飛び込みレジェンド・寺内健がコロナ陽性 五輪内定者初…「しんどい」味覚と嗅覚の異常訴え入院

新型コロナ陽性が判明した寺内

 飛び込みの東京五輪代表・寺内健(39)=ミキハウス=が、新型コロナウイルスのPCR検査で陽性と判定されたことが3日、明らかになった。所属先が発表した。7月下旬から初期症状を訴え、31日に検査を実施。1日夜に感染が確認された。現在は発熱や味覚・嗅覚の異常を訴え、入院している。東京が6度目の五輪となる“レジェンド”。五輪内定選手で感染を公表した選手は初めてとなった。

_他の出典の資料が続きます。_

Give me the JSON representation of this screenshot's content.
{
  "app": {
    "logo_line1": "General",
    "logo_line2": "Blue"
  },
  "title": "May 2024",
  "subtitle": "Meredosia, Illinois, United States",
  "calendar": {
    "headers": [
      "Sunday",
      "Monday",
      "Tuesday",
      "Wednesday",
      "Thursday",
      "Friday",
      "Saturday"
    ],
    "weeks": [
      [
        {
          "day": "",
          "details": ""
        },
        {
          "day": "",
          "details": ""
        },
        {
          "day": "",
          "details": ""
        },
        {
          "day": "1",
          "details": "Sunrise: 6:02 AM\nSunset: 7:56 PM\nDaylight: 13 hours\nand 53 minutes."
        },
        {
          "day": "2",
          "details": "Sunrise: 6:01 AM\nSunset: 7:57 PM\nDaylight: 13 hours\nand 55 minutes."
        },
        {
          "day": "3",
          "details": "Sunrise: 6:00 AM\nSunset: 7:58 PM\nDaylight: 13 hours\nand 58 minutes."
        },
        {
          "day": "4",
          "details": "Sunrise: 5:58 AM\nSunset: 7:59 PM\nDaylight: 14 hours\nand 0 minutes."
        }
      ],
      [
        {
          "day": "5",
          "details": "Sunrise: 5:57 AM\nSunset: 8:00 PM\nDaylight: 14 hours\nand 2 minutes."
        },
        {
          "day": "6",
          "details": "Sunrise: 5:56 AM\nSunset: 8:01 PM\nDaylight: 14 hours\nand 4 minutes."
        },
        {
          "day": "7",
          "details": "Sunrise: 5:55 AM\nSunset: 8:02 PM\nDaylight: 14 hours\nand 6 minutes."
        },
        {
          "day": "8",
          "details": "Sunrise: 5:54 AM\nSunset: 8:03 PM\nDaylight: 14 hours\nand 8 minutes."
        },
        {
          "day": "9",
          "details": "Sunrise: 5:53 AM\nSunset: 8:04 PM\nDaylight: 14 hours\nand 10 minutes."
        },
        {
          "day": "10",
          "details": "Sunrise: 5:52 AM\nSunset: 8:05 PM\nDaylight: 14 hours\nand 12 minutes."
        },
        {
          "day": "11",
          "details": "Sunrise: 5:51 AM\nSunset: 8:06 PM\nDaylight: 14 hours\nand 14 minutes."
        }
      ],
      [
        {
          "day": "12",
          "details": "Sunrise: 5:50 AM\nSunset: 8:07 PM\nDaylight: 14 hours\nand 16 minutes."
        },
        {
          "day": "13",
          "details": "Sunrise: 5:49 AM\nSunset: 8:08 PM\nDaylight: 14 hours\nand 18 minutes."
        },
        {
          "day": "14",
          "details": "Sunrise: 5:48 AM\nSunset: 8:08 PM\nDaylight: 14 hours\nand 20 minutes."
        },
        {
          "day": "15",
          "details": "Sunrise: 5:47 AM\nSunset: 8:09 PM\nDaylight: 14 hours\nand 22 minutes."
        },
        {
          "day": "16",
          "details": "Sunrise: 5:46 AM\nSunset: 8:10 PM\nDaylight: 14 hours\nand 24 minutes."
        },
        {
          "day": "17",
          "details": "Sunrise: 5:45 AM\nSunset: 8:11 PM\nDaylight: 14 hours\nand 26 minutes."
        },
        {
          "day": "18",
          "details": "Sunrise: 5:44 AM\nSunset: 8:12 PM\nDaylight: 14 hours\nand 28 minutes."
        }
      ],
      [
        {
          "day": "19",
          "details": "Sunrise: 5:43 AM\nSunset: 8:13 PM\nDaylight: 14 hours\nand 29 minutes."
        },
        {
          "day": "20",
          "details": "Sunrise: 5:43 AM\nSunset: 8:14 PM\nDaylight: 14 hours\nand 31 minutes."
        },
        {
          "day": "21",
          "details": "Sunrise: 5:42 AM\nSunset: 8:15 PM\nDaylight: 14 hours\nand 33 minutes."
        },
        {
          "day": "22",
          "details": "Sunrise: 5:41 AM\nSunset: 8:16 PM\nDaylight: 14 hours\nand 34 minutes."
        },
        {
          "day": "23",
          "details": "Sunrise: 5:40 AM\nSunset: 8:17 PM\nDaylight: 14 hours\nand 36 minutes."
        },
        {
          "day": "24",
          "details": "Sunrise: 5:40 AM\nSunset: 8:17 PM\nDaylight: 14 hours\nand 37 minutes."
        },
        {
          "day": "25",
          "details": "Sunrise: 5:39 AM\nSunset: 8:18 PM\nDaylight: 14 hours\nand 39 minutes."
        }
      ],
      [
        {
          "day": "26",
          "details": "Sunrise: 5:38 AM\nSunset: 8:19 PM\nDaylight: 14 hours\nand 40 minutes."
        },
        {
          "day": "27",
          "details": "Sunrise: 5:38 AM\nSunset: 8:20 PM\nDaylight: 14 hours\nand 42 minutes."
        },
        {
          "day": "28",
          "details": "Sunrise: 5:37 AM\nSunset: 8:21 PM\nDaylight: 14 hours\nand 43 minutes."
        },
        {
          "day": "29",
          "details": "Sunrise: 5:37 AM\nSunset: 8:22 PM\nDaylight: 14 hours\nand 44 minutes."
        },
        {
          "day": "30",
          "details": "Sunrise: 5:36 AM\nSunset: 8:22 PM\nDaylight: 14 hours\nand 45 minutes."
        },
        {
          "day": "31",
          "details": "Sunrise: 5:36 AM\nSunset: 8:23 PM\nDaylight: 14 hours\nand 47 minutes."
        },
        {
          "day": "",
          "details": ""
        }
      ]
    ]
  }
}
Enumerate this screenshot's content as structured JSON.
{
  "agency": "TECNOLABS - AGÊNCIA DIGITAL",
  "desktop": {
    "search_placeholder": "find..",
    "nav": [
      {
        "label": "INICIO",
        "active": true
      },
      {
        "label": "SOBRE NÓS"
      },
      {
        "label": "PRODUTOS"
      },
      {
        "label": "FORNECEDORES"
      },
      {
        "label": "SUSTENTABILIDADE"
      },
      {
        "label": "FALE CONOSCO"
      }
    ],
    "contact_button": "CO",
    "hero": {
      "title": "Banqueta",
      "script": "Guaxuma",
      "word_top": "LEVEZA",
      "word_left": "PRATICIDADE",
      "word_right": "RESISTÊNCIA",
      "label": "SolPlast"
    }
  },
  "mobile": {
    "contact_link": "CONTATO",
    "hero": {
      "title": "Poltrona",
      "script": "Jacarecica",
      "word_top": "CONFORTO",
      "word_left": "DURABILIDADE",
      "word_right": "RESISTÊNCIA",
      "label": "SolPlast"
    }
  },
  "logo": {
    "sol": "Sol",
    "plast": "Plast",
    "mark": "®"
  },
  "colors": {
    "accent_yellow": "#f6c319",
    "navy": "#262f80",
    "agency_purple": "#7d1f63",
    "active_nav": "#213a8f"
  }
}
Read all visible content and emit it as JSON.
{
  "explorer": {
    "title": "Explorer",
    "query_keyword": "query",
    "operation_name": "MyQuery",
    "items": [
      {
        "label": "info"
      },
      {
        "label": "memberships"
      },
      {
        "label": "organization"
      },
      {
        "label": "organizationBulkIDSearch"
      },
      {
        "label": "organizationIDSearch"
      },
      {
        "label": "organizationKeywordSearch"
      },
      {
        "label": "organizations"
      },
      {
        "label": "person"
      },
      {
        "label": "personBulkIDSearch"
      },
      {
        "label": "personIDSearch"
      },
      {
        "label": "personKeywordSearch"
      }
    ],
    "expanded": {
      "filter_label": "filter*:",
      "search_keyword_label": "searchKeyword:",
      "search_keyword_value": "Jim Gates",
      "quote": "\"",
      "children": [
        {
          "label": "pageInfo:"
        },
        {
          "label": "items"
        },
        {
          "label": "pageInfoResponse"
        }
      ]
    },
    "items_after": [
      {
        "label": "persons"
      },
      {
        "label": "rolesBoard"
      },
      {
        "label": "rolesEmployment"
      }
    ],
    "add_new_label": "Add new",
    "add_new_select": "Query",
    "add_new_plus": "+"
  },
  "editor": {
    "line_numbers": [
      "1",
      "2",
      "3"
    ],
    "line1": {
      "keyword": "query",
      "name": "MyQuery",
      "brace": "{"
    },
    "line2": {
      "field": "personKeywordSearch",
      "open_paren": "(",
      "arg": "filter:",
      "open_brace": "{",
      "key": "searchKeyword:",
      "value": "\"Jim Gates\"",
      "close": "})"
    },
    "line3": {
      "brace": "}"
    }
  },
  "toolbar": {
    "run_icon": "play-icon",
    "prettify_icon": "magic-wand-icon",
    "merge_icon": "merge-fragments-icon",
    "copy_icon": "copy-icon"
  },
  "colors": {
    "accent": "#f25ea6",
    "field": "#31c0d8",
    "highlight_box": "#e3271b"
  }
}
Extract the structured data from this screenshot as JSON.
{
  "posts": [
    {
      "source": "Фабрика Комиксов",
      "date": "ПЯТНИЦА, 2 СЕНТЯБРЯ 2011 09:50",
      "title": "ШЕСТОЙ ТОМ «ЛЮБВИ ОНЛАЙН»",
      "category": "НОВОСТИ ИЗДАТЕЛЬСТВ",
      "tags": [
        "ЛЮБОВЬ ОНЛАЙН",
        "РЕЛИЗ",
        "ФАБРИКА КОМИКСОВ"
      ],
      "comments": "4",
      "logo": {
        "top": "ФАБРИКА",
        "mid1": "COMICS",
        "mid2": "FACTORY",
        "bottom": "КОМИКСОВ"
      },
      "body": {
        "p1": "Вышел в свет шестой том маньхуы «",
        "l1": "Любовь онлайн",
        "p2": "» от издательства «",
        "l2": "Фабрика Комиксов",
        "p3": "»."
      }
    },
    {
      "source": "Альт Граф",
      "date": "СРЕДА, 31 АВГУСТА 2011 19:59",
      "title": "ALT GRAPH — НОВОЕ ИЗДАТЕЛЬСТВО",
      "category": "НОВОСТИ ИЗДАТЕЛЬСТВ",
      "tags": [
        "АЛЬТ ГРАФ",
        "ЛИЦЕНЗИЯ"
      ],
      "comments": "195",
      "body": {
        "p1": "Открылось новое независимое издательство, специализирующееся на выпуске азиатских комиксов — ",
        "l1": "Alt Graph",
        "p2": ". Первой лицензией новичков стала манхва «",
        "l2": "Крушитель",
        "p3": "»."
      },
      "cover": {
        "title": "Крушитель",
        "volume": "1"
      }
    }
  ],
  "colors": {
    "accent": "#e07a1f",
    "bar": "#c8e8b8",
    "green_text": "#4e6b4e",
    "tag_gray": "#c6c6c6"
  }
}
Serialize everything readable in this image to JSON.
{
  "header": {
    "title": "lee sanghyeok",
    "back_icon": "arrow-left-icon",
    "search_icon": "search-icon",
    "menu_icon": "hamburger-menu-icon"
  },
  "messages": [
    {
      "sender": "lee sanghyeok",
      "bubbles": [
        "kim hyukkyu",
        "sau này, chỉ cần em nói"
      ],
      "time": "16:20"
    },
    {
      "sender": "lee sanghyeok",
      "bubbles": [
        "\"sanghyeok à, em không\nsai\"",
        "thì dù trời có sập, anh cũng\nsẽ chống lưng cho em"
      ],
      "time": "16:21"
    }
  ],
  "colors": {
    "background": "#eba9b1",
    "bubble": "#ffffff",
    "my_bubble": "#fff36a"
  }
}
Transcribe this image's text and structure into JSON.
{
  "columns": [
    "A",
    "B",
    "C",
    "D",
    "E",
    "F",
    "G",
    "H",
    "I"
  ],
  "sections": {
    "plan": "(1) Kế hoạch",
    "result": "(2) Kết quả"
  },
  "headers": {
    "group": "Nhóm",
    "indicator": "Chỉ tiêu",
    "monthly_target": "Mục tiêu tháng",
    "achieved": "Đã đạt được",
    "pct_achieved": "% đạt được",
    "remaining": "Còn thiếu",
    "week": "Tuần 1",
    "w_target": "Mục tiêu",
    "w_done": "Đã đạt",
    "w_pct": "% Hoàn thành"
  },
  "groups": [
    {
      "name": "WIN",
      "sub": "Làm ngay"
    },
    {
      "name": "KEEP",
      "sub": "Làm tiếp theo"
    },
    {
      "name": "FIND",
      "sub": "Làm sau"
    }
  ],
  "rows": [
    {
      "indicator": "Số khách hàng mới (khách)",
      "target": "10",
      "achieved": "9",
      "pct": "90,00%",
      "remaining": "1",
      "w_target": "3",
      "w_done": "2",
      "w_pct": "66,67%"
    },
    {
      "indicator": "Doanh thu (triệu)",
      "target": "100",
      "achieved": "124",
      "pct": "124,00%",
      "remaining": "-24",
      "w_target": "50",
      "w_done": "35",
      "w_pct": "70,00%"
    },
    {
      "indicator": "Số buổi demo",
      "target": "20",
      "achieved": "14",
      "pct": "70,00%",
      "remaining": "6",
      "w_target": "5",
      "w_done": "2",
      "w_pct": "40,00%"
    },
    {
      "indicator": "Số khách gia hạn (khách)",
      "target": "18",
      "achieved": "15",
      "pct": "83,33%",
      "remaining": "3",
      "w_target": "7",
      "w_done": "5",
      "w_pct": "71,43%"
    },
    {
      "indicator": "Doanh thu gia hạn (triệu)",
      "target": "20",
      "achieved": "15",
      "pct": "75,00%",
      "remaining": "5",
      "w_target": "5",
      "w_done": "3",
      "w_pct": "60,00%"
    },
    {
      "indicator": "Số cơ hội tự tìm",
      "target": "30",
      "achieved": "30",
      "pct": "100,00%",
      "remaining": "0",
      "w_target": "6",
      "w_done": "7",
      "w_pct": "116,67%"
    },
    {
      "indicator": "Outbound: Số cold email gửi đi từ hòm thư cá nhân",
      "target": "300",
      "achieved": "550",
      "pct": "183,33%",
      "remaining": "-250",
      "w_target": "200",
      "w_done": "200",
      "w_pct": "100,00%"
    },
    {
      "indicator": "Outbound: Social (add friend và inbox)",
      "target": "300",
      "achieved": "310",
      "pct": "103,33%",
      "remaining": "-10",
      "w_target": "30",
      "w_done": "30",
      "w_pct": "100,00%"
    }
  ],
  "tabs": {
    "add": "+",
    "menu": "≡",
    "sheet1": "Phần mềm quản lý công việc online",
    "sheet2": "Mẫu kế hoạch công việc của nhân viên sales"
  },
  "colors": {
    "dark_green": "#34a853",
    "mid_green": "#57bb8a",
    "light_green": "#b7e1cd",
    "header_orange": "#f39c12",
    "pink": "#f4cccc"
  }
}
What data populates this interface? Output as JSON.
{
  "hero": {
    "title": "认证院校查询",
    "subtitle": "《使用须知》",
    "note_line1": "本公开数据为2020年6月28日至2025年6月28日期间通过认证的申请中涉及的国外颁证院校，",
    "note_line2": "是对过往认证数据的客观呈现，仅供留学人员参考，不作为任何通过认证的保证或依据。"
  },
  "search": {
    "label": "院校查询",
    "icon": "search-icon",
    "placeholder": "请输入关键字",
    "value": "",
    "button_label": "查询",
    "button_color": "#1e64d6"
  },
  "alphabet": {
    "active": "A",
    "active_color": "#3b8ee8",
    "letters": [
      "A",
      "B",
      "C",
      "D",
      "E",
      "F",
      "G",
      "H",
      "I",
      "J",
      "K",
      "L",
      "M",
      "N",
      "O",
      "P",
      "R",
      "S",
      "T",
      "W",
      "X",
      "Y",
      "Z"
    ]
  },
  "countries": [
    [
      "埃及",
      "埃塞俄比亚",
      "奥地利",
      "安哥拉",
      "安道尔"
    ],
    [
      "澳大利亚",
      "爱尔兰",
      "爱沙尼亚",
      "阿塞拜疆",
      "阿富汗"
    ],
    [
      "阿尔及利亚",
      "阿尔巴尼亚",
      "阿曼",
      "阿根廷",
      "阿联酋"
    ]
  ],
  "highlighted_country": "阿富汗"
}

 7日に不惑の誕生日を迎えるレジェンド寺内が、コロナ禍に巻き込まれた。

寺内のコロナ判明の経過

 所属先のミキハウスによれば、7月25日に咳などの初期症状が出て自宅で静養していたが、27、28日には37度台の発熱を確認。24日の練習後に会った知人(1人)が30日にPCR検査で陽性判定を受けたため、濃厚接触者として寺内も31日に検査し、8月1日夜に陽性判定が出た。

 2日には38度台の発熱があり兵庫県内で入院したが、「しんどい」などと漏らしていたという。初期症状のころから、けん怠感に加え、味覚・嗅覚の異常を訴えている。3日になり、熱は37度台前半まで落ち着いてきているという。

 最後に練習したのは7月24日。JSS宝塚のチームで、後輩の天才中学生・玉井陸斗(13)や、五輪代表の荒井祭里(19)らと、大阪市内のプールを貸し切って行っていた。玉井らは3日にPCR検査を受けたが、現時点で指導者も含め、体に変調を訴える関係者は出ていない。チームは、寺内の知人が陽性と分かった7月30日に練習を途中で取りやめ、自宅待機している。

 寺内は昨年7月の世界水泳で3メートル板飛び込みのシンクロ種目、同9月のアジア杯で個人の五輪代表権を獲得。全競技を通じ個人の“内定1号”となり、6度目の五輪で悲願の初メダルを目指していた。コロナ禍で五輪は延期となり、自粛期間は自宅で基礎トレーニングに没頭。大会中に41歳となる来年に向けても「『無事に五輪をやれてよかったね』って思ってもらえる大会にしたい」と意欲を語っていた。練習以外の外出は必要な買い物など最低限にとどめ、マスクの着用や消毒などにも細心の注意を払ってきた。

 ミキハウスは日本水連にも経緯を報告。「寺内の行動は全て保健所に報告している。保健所の指導のもと、濃厚接触者の特定をし、順次PCR検査を実施している。今後は、保健所の協力を仰ぎながら、感染症対策を強化し、感染拡大防止に全力を尽くす」としている。

 競泳の五輪2大会連続2冠・北島康介氏(親交が深い寺内へ)「コロナに負けないでまた復帰して、健ちゃんは最高のパフォーマンスをしてくれると思っている」

 ◆日本オリンピック委員会(JOC)のコロナ対応 JOCは日本スポーツ振興センターハイパフォーマンスセンター(HPSC)、日本パラリンピック委員会(JPC)とともに5月22日に、スポーツ活動再開ガイドラインを各競技団体に送付。飛沫感染防止策は「3密を避けること」「身体的距離の確保」など、接触感染防止策は「こまめに手を洗う」「手指消毒」が記された。また、感染拡大状況に伴う警戒レベルに伴うトレーニングの段階(フェーズ)を5段階設置した。

 ◆寺内 健(てらうち・けん)1980年8月7日、兵庫・宝塚市出身。39歳。小学5年で競技を始め、中国出身の馬淵崇英コーチの指導を受けて、94年日本選手権の高飛び込みで当時史上最年少の13歳で優勝。01年世界選手権は3メートル板飛び込みで銅メダル。五輪には5大会出場し、00年シドニーの高飛び込み5位が最高。170センチ、68キロ。